La autora logra captar y retener al lector desde el inicio de las páginas: relatado en presente, con un vocabulario rico, preciso y natural, que no pierde la sencillez sin ser simple, viajando al pasado o incluso con alguna incursión a lo que está por llegar.
Sabemos el final: el hijo de Agnes y William Shakespeare (que, por cierto, nunca aparece su nombre ni su apellido, y resulta espontáneo cómo se refiere a él o a su familia), Hamnet, murió cuando aún era un niño. Maggie O’Farrell deja claro lo que pertenece a su investigación histórica y lo que es ficción, y se entrelazan tanto que dan una historia verosímil y cuidada al detalle para que no pierda su coherencia interna.
Agnes parece una bruja, una loca, una tonta, una profeta… Así la tildan muchos en su entorno cercano, y sin embargo esto no impide que deje cautivado el corazón del preceptor de latín. La complicidad pasa a algo más y deciden forzar a sus familias para poder casarse. Dos almas sensibles que encuentran en el otro un entendimiento profundo:
Se tumbó, acomodó el cuerpo al de su marido y él pegó la cara a su espalda. Encontró un mechón de pelo suyo y lo alisó y lo retorció una y otra vez entre los dedos, imaginándose que los pensamientos de él circulaban por el mechón hasta sus dedos como absorbe agua un junco por su tallo hueco.

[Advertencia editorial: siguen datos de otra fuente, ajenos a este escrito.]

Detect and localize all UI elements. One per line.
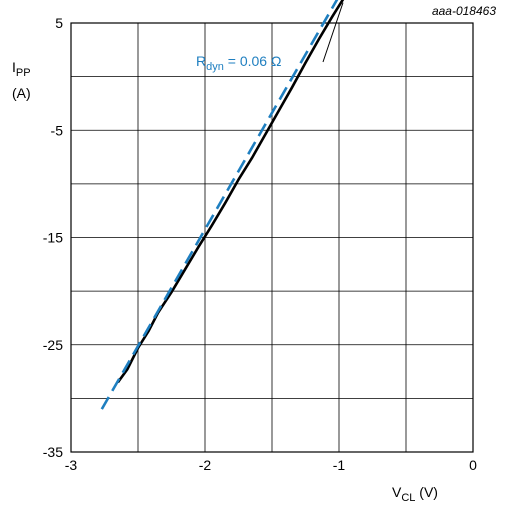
- x-tick-labels: -3 -2 -1 0: [65, 457, 477, 473]
- x-axis-unit: (V): [415, 484, 438, 500]
- y-axis-label-main: I: [12, 59, 16, 75]
- y-tick-label: 5: [55, 15, 63, 31]
- annotation-value: = 0.06 Ω: [224, 53, 282, 69]
- figure-reference-code: aaa-018463: [432, 4, 496, 18]
- y-tick-label: -15: [43, 230, 63, 246]
- y-axis-unit: (A): [12, 85, 31, 101]
- y-tick-label: -5: [51, 122, 64, 138]
- annotation-main: R: [196, 53, 206, 69]
- x-axis-label-main: V: [392, 484, 402, 500]
- x-tick-label: -3: [65, 457, 78, 473]
- series-fit-line: [100, 0, 339, 410]
- x-tick-label: -2: [199, 457, 212, 473]
- y-axis-label-subscript: PP: [16, 67, 31, 79]
- x-tick-label: 0: [469, 457, 477, 473]
- series-layer: [100, 0, 345, 410]
- grid: [70, 22, 474, 453]
- x-axis-label: VCL (V): [392, 484, 438, 504]
- x-axis-label-subscript: CL: [401, 492, 415, 504]
- y-tick-labels: 5 -5 -15 -25 -35: [43, 15, 63, 460]
- y-axis-label: IPP: [12, 59, 31, 79]
- annotation-rdyn: Rdyn = 0.06 Ω: [196, 53, 281, 73]
- annotation-leader-line: [322, 2, 344, 63]
- y-tick-label: -35: [43, 444, 63, 460]
- annotation-subscript: dyn: [206, 61, 224, 73]
- y-tick-label: -25: [43, 337, 63, 353]
- plot-frame: [70, 22, 474, 453]
- x-tick-label: -1: [333, 457, 346, 473]
- series-measured-line: [116, 0, 345, 384]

Nace Susana y, poco después, los gemelos: Judith y Hamnet.
Son felices a pesar de la sombra familiar que se cierne especialmente sobre «el marido» (o «el padre», «el preceptor»…). No obstante, llega el día en que Agnes «huele» el malestar profundo que embarga a su marido y logra que su padre le mande a Londres a continuar el negocio y ahí encuentra el sentido de su vida: el mundo del papel, tinta y corrales de comedia.
En esa ausencia sucede lo terrible: entra la peste que pretende adueñarse de la vida.
Hamnet la mira, se fija en el pequeño pliegue del entrecejo, en el borde de la toca, que está desgastado a la altura de la oreja, en los mechones de pelo rizado que se le salen por detrás. Piensa en la palabra «pústulas», que le recuerda un poco a algo vegetal, que imita lo que describe con un sonido hinchado. Un miedo frío le baja por el pecho y en un instante le envuelve el corazón en una capa de hielo crujiente.
La descripción de la autora alcanza límites insospechados desde el recorrido posible para contraer la peste hasta las sensaciones o los pálpitos que se pueden llegar a tener. O las diferentes maneras de vivir un duelo, o cómo se pudo gestar la gran pieza teatral que lleva el nombre del niño.
Lo único que sabe hacer es garabatear páginas -es lo que ha estado haciendo una semana tras otra, sin salir apenas de la habitación, sin comer casi, sin hablar nunca con nadie- y espera que al menos algunos dardos alcancen su objetivo. La obra, toda entera, de arriba abajo, le llena la cabeza. Está ahíen equilibrio, como una fuente repleta que se sostiene en un solo dedo. Se mueve dentro de él -esta, mucho más que cualquiera de todas las que ha escrito- como la sangre por sus venas.